The logarithm of the probability that the counts extracted from the source region are solely from the background, otherwise known as the 'no-source' probability. The choice of the source significance limit for the definition of the final sample of X-ray sources is always a compromise: a strict limit will miss true X-ray sources, whereas a more generous limit will enhance the risk of including spurious sources into the sample. The limiting value used here of 0.01 allows the detection of sources with just ~3 counts.
This flag parameter, if populated, indicates the presence of source anomalies. The values of the source anomalies flag are as follows:
g = fractional time that source was on a detector is <0.9 p = source piled up s = source on readout streak a = photometry and spectrum contain > 10% afterglow events
This flag parameter contains a variability characterization based on the K-S statistic calculation in AE. The values of the variability flag are as follows (where PKS is the probability of being constant):
a = no evidence for variability (0.05 < PKS) b = possibly variable (0.005 <PKS <0.05) c = definitely variable (PKS <0.005)No value is reported for sources with fewer than four counts or for sources in chip gaps or on field edges
The background-corrected median photon energy of the Chandra source, in keV.
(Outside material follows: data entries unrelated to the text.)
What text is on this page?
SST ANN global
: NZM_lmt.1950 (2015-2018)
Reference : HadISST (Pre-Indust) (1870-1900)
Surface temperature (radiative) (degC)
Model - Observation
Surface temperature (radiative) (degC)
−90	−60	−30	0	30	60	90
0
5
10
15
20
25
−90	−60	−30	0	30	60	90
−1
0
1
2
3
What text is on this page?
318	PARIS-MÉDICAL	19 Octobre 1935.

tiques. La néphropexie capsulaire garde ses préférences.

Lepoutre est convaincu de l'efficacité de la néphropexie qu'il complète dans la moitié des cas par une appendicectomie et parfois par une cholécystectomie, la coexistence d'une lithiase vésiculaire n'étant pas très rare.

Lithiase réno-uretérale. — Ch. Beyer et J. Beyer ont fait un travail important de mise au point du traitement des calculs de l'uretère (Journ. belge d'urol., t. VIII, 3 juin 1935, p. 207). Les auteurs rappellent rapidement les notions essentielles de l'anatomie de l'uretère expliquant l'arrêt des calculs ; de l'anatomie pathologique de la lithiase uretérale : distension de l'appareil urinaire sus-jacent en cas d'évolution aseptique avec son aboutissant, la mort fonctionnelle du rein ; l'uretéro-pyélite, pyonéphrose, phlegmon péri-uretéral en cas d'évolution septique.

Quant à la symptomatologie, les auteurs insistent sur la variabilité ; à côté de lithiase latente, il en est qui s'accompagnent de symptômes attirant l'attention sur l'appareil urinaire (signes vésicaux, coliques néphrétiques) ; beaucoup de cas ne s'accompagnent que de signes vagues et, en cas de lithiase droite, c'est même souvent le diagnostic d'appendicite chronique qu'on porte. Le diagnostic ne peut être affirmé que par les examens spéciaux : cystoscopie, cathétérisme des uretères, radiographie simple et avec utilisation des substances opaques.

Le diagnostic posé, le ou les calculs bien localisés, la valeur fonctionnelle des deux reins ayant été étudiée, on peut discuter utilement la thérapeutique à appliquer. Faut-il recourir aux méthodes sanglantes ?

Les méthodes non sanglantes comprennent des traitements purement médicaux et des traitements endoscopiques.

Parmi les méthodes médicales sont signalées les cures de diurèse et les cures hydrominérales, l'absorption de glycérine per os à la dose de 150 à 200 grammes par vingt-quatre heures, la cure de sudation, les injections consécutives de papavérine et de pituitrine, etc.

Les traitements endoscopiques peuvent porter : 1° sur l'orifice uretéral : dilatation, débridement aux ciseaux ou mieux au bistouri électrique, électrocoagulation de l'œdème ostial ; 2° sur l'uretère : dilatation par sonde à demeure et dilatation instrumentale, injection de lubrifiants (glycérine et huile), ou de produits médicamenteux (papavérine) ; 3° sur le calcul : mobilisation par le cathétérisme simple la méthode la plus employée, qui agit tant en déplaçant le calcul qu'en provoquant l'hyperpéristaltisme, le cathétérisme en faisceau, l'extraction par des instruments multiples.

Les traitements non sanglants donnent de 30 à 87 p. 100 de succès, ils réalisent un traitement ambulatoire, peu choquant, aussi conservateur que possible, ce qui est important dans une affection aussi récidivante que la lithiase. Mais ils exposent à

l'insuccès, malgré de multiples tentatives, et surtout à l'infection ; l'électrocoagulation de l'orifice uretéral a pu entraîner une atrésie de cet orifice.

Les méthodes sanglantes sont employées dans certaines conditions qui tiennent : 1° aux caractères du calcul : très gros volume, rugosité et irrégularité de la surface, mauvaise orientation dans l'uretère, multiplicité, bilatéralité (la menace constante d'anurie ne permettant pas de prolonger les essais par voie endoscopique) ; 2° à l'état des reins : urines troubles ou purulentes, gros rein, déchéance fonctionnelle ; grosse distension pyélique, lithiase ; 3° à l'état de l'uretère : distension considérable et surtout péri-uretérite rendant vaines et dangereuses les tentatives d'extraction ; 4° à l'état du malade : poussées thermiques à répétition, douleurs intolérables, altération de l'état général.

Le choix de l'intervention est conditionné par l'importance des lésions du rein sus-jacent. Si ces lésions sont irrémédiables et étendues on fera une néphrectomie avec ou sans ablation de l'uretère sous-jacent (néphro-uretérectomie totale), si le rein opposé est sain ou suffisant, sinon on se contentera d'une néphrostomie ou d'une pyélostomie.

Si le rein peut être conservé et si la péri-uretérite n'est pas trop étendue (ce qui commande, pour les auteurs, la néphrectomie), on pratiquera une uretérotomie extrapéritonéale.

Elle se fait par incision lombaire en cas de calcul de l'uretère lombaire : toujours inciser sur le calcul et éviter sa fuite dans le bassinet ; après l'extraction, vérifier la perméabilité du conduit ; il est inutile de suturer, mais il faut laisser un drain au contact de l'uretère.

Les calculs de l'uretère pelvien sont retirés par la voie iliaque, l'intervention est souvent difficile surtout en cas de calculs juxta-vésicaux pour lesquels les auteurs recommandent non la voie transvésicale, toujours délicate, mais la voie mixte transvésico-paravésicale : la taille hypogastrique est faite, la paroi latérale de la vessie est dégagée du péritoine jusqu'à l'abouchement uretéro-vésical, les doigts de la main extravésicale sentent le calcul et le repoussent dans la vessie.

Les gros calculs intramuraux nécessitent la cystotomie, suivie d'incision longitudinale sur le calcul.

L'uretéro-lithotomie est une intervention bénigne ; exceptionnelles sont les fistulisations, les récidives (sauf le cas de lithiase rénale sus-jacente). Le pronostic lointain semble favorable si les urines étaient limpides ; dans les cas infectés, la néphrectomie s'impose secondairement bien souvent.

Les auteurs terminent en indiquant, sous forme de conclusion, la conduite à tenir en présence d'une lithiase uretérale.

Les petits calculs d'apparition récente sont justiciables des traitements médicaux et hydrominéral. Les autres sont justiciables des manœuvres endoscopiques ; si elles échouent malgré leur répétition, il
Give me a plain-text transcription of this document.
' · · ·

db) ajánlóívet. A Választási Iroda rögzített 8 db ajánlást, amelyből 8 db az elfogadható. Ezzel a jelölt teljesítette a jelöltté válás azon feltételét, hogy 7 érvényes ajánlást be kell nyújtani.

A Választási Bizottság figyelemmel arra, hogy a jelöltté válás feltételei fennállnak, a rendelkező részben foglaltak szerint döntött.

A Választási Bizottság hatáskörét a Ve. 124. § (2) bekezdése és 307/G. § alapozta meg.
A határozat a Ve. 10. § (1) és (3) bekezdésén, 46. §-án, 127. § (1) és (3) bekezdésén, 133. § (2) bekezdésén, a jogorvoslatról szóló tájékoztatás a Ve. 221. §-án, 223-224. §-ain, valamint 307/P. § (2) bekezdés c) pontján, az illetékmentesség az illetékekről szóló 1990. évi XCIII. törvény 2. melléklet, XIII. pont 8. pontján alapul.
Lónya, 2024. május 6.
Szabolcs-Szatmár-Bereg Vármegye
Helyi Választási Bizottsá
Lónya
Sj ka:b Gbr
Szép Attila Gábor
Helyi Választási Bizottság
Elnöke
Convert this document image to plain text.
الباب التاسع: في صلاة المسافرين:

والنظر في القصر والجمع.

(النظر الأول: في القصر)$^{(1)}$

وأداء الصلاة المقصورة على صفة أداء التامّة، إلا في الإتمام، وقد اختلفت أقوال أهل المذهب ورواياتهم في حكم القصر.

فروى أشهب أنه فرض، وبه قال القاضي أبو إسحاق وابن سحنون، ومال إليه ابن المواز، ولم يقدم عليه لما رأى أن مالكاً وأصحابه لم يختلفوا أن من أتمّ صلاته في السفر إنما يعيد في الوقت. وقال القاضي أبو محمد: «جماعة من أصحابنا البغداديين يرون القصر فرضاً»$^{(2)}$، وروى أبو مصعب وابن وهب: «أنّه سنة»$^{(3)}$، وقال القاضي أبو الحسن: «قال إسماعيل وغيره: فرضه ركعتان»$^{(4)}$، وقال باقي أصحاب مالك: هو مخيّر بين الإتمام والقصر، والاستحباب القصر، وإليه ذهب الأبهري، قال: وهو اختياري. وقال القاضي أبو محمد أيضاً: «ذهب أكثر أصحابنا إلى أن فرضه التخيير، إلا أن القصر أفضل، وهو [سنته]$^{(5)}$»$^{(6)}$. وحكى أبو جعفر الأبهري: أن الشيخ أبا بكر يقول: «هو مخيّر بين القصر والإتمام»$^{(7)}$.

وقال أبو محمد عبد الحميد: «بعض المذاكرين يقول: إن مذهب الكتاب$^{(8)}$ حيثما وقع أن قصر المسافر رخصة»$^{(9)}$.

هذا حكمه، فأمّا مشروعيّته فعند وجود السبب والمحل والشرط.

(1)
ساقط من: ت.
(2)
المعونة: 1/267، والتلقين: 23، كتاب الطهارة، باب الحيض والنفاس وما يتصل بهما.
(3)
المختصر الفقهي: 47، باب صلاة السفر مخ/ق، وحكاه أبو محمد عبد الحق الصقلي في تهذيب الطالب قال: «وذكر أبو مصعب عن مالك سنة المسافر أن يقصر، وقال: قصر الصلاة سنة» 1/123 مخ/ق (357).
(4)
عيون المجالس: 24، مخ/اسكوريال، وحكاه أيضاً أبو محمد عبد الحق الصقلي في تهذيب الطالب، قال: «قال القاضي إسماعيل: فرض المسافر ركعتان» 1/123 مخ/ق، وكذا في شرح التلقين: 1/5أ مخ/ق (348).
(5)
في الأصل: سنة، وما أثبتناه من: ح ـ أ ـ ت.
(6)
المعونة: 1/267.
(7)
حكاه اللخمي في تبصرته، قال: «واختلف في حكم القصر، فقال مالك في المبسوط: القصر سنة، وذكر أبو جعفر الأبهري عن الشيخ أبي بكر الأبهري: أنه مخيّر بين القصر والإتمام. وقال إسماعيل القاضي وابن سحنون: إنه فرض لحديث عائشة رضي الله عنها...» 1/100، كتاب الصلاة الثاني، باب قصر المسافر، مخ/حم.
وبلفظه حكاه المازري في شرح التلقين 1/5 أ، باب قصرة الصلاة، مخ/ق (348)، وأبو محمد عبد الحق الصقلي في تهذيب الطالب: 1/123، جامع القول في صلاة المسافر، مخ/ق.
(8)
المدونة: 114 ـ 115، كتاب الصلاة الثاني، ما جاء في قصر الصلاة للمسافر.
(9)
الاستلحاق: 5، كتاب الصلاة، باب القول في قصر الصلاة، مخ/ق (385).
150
The J2000.0 position-based designation of the near-infrared counterpart to the X-ray source from either the VISTA (Visible and Infrared Survey Telescope for Astronomy) Carina Nebula Survey (VCNS) Source Catalog (Preibisch et al. 2014, A&A, 572, A116) or the 2MASS Catalog (CDS Cat. B/2mass).
The J2000.0 position-based designation of the optical counterpart to the X-ray source from either the VST Photometric H-Alpha Survey of the Southern Galactic Plane and Bulge (VPHAS+) Data Release 2 (DR2) Point Source Catalog or from the VLT (Very Large Telescope) Survey Telescope (VST) images that were taken as part of the VPHAS+ survey (Drew et al. 2014, MNRAS, 440, 2036, CDS Cat. II/341).
The optical counterpart identifier in the VST VPHAS-DR2 Point Source Catalog.